In our culture we seem to put a great deal of importance to intelligence. But is that the greatest human attribute? Certainly intelligence has enabled us to develop science and technology as well as solving many of the problems the universe has thrown at us. But it has also created weapons that have killed millions, wiped out whole species and tyrannised. Intelligence has created ways of being mean, cruel and plain nasty.
We also value hard work and application.
We value creativity in all its many forms.
We reward strength and physical skill.
We are moved by oratory.
We are rocked by musical skills.
We put a lot of emphasis on beauty and physical perfection.
We like the ability to solve problems.
We value sexual prowess.
We appreciate humour.
We like people who exude confidence and authority.
We greatly admire and bow to leadership qualities.
In the past we maybe valued bravery more.
Piousness used to be considered one of the greatest attributes.
Reliability is thought important.
But no I do not think any of these are the greatest attributes despite the way our society rewards these attributes. The highest paid people in our world are the politicians, leaders of companies, entertainers, bankers, sportsmen and women, musicians, models, film stars, comedians and artists. The people who display many of the attributes above. Somehow I do not think this is right. The huge rewards for those attributes seems wrong to me. Have we got our priorities wrong?
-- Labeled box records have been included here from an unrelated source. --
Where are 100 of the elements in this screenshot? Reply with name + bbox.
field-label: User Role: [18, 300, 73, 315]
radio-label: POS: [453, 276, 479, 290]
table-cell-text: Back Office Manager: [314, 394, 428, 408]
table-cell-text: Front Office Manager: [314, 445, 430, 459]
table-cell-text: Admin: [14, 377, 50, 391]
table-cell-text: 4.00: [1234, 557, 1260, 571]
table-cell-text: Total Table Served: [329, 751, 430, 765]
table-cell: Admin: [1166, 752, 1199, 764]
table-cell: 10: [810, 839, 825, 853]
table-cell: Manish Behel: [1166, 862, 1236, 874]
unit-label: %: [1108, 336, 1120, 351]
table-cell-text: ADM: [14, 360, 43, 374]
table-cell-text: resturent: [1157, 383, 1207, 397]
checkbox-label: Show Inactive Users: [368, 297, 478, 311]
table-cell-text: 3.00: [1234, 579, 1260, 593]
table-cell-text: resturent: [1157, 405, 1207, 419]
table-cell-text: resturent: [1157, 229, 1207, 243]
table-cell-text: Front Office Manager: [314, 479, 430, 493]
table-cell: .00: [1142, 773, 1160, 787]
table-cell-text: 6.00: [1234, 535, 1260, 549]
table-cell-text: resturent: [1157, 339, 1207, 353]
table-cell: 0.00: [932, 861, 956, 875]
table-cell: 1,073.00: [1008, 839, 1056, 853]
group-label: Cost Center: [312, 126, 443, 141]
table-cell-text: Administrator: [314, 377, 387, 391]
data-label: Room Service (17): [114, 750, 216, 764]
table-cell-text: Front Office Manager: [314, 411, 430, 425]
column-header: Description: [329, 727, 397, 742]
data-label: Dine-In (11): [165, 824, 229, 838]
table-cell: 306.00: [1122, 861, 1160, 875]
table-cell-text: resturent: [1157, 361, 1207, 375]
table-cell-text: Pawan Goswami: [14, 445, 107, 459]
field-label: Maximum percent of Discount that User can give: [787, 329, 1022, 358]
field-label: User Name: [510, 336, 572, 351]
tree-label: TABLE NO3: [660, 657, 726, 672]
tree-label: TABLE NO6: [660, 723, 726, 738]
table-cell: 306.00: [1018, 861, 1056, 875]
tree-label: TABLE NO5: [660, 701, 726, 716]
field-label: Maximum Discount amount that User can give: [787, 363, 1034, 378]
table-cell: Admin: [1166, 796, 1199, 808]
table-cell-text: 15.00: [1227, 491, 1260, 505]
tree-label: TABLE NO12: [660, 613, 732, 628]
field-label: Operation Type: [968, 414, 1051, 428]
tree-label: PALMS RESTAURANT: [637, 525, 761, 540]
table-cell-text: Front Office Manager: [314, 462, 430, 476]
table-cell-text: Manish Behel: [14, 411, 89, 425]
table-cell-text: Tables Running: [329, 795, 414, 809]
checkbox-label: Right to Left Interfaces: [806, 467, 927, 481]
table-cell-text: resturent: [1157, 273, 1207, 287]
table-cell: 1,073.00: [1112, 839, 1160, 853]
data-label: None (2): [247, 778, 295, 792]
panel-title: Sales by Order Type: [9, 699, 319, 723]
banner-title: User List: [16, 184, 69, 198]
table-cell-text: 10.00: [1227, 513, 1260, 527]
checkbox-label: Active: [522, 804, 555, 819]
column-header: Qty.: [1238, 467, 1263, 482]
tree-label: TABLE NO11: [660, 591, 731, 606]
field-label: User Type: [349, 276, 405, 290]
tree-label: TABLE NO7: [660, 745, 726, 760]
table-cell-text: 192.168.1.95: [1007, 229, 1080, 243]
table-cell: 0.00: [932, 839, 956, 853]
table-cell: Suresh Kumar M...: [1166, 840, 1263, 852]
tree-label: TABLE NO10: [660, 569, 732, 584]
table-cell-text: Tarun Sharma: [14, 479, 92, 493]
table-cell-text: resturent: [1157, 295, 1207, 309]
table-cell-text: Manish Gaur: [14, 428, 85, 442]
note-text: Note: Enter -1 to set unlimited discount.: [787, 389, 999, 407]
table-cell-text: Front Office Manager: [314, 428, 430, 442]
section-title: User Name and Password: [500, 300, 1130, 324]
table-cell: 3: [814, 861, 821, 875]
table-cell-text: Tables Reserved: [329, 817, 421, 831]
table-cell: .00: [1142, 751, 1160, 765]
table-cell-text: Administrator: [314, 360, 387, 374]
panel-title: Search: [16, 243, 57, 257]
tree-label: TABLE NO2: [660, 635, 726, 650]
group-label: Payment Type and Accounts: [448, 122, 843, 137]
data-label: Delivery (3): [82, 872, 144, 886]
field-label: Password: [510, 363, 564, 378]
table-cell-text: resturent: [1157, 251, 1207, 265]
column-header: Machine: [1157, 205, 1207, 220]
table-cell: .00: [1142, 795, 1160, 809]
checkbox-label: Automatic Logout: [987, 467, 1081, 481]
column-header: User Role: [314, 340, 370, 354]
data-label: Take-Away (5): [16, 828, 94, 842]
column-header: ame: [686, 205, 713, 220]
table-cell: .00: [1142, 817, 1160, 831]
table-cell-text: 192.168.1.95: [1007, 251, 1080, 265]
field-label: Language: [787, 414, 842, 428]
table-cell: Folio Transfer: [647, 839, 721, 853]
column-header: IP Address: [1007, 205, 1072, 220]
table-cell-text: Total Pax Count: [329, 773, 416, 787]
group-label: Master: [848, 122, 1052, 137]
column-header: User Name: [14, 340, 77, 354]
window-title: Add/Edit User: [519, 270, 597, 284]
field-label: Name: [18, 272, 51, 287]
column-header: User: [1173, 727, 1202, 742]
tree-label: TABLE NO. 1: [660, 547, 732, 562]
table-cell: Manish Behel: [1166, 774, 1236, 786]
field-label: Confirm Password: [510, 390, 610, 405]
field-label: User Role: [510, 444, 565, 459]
At school, a long time ago, there was a class I taught which was quite a handful. There were a number of highly intelligent people and a lot of great athletes and musicians. But one day we were all talking and they decided that the most valuable member of the group was a lad who was probably the least intelligent and most useless at sport or creativity. He was a big uncoordinated dopy looking guy. But he always had a big smile, would do anything to help anyone and was the most friendly congenial person you could ever hope to meet. If you were in trouble you knew he would be there to help. He had more important qualities. He might not have been clever, good looking, highly skilled in anything, but he certainly had something.
No – for me the most important human attributes are centred around caring, compassion, empathy, respect and that willingness to help others.
It seems strange to me that the professions that display these qualities – nursing, social care, teaching, fire-service, environmentalists, farmers and others – are ones that are not well rewarded or held in great esteem.
I would ask once more – have we got our priorities right?